Hybrid Diffusion Model for Breast Ultrasound Image Augmentation
For medical imaging researchers, this work addresses the low-fidelity problem in ultrasound data augmentation, but the improvement is incremental as it combines existing techniques.
The paper proposes a hybrid diffusion-based augmentation framework for breast ultrasound images that combines text-to-image generation with image-to-image refinement, LoRA, and textual inversion. The method reduces FID from 45.97 to 33.29 compared to Stable Diffusion v1.5, improving visual fidelity while maintaining classification performance.
We propose a hybrid diffusion-based augmentation framework to overcome the critical challenge of ultrasound data augmentation in breast ultrasound (BUS) datasets.

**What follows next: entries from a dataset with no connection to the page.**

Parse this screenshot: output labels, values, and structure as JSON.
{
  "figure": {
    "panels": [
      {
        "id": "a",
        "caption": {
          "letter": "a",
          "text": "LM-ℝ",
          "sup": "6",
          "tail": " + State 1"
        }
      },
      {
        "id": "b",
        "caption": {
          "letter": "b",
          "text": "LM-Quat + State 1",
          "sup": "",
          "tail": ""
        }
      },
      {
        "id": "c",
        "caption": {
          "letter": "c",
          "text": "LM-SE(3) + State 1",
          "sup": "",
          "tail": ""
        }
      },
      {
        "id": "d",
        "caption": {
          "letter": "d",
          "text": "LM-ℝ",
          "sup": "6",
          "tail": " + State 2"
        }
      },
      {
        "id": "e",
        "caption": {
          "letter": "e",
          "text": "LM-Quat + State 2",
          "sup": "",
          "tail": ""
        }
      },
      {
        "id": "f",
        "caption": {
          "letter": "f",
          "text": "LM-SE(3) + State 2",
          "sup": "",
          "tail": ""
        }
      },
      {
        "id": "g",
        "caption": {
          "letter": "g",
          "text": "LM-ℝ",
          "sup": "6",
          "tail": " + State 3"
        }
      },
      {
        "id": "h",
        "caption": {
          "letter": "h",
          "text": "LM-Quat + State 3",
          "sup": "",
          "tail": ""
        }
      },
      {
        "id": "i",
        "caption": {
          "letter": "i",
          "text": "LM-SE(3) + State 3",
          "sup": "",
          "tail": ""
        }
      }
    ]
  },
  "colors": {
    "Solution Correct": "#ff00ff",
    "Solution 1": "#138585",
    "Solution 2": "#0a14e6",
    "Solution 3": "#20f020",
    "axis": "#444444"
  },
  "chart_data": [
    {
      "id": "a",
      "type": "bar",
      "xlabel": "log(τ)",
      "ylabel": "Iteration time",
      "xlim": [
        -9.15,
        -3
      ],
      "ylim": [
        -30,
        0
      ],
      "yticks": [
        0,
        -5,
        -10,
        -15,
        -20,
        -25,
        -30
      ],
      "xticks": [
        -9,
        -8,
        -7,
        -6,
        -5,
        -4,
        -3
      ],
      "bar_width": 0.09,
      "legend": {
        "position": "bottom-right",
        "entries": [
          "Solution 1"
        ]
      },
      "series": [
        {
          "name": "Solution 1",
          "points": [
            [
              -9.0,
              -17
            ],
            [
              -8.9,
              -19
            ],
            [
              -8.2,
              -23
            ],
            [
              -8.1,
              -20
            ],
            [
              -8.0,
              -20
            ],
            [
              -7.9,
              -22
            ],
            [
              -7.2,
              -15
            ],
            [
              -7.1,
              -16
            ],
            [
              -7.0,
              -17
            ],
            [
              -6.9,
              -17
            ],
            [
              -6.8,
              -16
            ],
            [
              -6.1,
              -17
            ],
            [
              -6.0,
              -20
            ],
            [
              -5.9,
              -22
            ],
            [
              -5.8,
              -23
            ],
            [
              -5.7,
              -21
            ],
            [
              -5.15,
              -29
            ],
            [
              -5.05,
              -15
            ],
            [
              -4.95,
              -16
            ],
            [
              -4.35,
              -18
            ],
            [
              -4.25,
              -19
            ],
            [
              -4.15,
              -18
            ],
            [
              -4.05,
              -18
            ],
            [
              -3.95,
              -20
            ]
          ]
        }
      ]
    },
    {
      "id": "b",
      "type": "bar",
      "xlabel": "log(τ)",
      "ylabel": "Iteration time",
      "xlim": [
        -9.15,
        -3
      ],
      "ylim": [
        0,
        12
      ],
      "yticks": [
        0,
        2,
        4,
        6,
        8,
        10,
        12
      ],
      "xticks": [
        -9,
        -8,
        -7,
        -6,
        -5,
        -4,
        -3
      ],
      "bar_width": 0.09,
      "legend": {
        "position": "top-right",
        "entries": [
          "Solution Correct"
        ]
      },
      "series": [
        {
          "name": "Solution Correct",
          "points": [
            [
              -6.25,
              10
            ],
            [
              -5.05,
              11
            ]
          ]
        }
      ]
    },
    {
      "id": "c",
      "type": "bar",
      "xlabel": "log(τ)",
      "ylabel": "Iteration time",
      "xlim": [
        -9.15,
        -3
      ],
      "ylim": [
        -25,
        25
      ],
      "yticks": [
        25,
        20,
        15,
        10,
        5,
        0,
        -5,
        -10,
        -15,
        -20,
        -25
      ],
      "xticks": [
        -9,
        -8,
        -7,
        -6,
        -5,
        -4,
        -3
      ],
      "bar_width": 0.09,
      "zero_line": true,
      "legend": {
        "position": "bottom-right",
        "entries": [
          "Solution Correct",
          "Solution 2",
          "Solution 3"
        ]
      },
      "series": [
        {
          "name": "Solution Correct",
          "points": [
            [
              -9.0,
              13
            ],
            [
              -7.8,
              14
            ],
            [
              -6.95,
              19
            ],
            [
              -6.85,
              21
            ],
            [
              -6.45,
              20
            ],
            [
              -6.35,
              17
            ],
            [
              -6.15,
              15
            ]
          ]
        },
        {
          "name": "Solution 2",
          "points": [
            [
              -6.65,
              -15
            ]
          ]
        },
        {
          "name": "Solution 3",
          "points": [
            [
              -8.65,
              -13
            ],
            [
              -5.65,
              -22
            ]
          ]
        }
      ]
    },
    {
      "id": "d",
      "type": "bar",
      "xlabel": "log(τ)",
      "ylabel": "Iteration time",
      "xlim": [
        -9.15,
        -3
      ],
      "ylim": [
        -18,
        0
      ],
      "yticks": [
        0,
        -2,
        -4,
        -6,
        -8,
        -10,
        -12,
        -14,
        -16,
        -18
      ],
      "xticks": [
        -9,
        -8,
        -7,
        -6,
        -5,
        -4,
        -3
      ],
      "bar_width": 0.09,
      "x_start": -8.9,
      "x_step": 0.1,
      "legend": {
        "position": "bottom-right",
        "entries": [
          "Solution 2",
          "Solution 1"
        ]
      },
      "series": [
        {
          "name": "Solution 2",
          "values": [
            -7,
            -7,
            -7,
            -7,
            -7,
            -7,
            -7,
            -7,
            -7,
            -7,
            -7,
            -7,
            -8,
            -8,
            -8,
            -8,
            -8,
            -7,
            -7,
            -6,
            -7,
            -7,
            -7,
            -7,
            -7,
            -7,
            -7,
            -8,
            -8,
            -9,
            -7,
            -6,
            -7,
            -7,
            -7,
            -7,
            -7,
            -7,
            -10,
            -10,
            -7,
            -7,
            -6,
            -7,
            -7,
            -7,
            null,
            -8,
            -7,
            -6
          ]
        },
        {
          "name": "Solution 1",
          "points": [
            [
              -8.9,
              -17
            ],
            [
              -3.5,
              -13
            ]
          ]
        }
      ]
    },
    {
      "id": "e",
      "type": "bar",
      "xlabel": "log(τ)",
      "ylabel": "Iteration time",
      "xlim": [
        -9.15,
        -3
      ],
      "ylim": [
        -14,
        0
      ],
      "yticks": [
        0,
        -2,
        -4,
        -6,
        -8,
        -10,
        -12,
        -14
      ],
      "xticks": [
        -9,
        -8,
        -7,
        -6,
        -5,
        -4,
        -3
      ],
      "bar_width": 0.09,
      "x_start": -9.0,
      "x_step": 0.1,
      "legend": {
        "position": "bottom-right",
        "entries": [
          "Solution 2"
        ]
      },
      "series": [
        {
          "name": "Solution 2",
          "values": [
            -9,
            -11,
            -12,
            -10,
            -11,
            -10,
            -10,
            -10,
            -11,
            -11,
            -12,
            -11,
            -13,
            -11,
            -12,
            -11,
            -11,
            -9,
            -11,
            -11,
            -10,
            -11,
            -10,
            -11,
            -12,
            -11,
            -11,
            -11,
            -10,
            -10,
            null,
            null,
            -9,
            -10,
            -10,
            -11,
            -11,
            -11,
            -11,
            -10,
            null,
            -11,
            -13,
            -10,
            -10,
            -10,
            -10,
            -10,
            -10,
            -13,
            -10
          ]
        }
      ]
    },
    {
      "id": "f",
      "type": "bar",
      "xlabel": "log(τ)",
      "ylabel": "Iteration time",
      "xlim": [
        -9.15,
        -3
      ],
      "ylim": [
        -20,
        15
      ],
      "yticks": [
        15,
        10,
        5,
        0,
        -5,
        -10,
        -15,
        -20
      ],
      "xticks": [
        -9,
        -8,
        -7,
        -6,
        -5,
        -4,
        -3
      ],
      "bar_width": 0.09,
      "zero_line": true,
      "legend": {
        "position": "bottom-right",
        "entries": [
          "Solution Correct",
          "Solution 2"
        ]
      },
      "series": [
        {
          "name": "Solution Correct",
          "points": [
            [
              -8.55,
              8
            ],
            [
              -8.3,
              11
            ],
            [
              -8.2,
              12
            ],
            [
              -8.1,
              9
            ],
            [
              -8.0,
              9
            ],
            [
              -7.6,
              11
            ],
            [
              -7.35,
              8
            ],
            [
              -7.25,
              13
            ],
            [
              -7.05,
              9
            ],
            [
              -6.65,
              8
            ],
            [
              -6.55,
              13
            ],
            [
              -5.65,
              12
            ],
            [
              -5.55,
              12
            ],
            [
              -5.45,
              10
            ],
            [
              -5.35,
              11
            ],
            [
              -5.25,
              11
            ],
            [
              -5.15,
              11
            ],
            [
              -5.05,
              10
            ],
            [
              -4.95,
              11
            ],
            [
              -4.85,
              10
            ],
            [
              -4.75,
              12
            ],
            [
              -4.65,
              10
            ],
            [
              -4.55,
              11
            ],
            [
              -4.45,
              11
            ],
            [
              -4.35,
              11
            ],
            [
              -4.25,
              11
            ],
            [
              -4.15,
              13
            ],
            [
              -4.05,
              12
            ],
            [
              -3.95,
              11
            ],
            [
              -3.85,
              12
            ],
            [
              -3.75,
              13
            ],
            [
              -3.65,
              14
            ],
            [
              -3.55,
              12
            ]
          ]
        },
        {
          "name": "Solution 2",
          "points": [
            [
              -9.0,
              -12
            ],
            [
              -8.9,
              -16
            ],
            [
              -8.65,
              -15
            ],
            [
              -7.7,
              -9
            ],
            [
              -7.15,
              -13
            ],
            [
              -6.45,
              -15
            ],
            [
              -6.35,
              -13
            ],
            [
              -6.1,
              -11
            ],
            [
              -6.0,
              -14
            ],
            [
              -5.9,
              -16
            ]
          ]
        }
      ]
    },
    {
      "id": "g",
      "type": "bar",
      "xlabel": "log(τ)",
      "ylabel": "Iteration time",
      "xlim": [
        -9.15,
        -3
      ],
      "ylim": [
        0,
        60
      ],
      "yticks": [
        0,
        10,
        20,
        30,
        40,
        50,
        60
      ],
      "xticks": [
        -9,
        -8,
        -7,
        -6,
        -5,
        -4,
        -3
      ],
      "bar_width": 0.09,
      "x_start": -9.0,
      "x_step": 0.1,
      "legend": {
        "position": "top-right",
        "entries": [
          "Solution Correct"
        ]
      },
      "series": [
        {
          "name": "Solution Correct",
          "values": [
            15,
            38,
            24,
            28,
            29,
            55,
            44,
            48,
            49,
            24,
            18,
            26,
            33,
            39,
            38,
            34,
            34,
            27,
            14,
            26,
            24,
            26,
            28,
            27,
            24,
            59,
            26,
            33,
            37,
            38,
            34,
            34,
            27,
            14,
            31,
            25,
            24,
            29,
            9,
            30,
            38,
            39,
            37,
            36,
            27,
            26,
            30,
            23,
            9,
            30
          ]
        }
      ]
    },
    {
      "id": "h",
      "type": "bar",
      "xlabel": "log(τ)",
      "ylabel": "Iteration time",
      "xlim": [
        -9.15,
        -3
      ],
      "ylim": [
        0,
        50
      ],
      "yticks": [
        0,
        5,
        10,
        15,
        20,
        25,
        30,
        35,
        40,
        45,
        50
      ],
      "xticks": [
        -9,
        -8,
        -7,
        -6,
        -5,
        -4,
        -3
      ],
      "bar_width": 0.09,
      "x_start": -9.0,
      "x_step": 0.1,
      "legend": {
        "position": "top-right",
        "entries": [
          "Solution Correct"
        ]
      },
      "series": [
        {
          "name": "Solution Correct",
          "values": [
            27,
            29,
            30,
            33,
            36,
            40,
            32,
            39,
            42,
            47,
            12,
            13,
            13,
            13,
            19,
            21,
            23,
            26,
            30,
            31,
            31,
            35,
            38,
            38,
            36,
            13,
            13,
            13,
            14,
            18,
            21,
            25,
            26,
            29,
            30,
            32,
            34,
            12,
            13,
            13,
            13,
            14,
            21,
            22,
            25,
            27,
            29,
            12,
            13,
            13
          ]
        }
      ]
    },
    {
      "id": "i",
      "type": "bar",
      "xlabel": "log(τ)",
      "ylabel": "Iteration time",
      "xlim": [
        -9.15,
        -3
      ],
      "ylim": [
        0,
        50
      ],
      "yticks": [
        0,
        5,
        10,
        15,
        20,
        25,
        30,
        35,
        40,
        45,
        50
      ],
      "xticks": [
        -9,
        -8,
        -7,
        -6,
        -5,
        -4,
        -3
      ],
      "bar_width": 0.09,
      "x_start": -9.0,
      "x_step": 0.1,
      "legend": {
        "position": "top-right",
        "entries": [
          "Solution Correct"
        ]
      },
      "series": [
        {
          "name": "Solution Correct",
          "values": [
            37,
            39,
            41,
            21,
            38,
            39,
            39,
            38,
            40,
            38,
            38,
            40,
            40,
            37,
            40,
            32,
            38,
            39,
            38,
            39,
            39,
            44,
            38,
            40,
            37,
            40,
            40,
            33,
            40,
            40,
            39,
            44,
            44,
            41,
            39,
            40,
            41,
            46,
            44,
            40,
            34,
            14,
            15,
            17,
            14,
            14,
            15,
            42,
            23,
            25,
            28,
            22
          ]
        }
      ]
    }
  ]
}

Unlike conventional diffusion-based augmentations, our approach improves visual fidelity and preserves ultrasound texture by combining text-to-image generation with image-to-image (img2img) refinement, as well as fine-tuning with low-rank adaptation (LoRA) and textual inversion (TI). Our method generated realistic, class-consistent images on an open-source Kaggle breast ultrasound image dataset (BUSI). Compared to the Stable Diffusion v1.5 baseline, incorporating TI and img2img refinement reduced the Frechet Inception Distance (FID) from 45.97 to 33.29, demonstrating a substantial gain in fidelity while maintaining comparable downstream classification performance. Overall, the proposed framework effectively mitigates the low-fidelity limitations of synthetic ultrasound images and enhances the quality of augmentation for robust diagnostic modeling.